Georgia Red Grouper Shatters State Record
This huge red grouper beats the previous state record by five pounds
Bruce Bartlett Jr. was soaking bait about 175 feet deep off the coast of Georgia when he got a good bite from a hard-fighting fish. When he fought the fish on his boat, Bartlett realized he had something special. The red grouper he hoisted into the boat weighed 26 pounds, 6.4 ounces and measured 34.5 inches long. That weight easily shattered the Georgia red grouper record of 19 pounds, 7 ounces, set nine years ago by John Wren, according to Georgia Outdoor News.
Bartlett, 49, of Kingsland, Georgia, was fishing Oct. 4 off the coast east of Navy Tower R4 on his boat, the Fishslaya Duece. The catch was weighed on a scale certified by the Georgia Department of Agriculture and witnessed by two people who signed the record application. It was weighed at M&A Seafood Market in Kingsland. After receiving the application and reviewing it and the submitted photos, the state’s Saltwater Gamefish Records Committee approved the record. The committee is comprised of marine biologists and staff with the Georgia Department of Natural Resources. The final approval came on Oct. 15.
The International Game Fish Association (IGFA) has two all-tackle world records for red grouper, a top weight and a top length. Bartlett’s fish is the potential IGFA length record, since his fish measures nearly six inches longer than the current IGFA all-tackle length record red grouper measuring 28.7 inches, caught off Naples, Fla. in May 2013 by Jan Forszpaniak.
The all-tackle red grouper weight record is an incredible 42-pounds, 4-ounces, caught off St. Augustine, Fla. in Mar. 1997 by angler Del Wiseman.
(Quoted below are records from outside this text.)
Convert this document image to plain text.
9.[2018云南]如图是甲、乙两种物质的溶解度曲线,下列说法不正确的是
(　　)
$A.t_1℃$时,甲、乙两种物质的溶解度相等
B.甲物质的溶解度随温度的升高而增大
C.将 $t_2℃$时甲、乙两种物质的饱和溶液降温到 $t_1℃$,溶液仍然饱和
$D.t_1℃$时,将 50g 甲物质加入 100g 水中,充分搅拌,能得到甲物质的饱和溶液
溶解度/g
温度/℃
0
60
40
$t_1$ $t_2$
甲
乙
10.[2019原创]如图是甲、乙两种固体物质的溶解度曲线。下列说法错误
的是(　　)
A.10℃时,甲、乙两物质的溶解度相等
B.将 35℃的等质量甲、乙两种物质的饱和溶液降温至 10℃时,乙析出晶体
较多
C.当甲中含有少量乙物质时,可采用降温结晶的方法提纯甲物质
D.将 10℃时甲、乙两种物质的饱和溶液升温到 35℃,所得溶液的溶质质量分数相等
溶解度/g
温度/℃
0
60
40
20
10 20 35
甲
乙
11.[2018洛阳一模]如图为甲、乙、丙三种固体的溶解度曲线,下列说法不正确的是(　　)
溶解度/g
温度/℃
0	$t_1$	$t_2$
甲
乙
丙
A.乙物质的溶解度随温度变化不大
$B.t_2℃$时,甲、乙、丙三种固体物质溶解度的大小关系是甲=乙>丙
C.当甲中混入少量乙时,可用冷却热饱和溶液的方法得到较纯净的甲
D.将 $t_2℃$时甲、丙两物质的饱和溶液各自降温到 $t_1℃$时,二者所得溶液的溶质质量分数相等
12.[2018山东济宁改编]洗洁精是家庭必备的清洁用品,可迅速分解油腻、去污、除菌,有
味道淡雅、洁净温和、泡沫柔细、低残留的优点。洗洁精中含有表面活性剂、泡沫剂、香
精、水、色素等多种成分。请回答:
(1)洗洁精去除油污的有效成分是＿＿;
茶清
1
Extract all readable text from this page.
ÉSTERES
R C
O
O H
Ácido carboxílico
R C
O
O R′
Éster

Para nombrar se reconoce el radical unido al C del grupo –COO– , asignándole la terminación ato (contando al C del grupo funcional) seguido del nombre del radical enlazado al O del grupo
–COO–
“This achievement recognizes not only the size of the catch, but Mr. Bartlett’s skill as an angler and the sportsmanship displayed in landing a record-setting gamefish,” Doug Haymans, director of the Georgia DNR’s Coastal Resources Division, said in a press release. Bartlett will receive a certificate signed by Georgia Gov. Brian Kemp acknowledging his record catch.
Bartlett was using a 5-foot 8-inch Ugly Stik Tiger rod with Shimano Torium reel and 65-pound test Power Pro line. He was using a live cigar minnow as bait. His bottom rig consisted of a fish finder sinker slide with 8-ounce bank sinker to a 100-pound barrel swivel, followed by a 60-pound fluorocarbon leader and 6/0 Eagle Claw circle hook.
South Atlantic red grouper stocks are overfished, according to the federal NOAA Fisheries 2017 stock assessment, but are not subject to overfishing based on 2019 catch data. A rebuilding plan has been in place since 2012 for the South Atlantic stock; the Gulf of Mexico red grouper stock is not overfished or subject to overfishing. Red grouper can grow up to 50 pounds and 50 inches long, and live for almost 30 years. Red grouper are “protogynous hermaphrodites” that begin life as females, sexually mature at age 4-6, and some later transform into males between the ages of 7-15. Red grouper spawn up to 26 times per year, and they feed on fish, octopus, shrimp, lobster, mantis shrimp or whatever else is convenient and fits into their large mouths.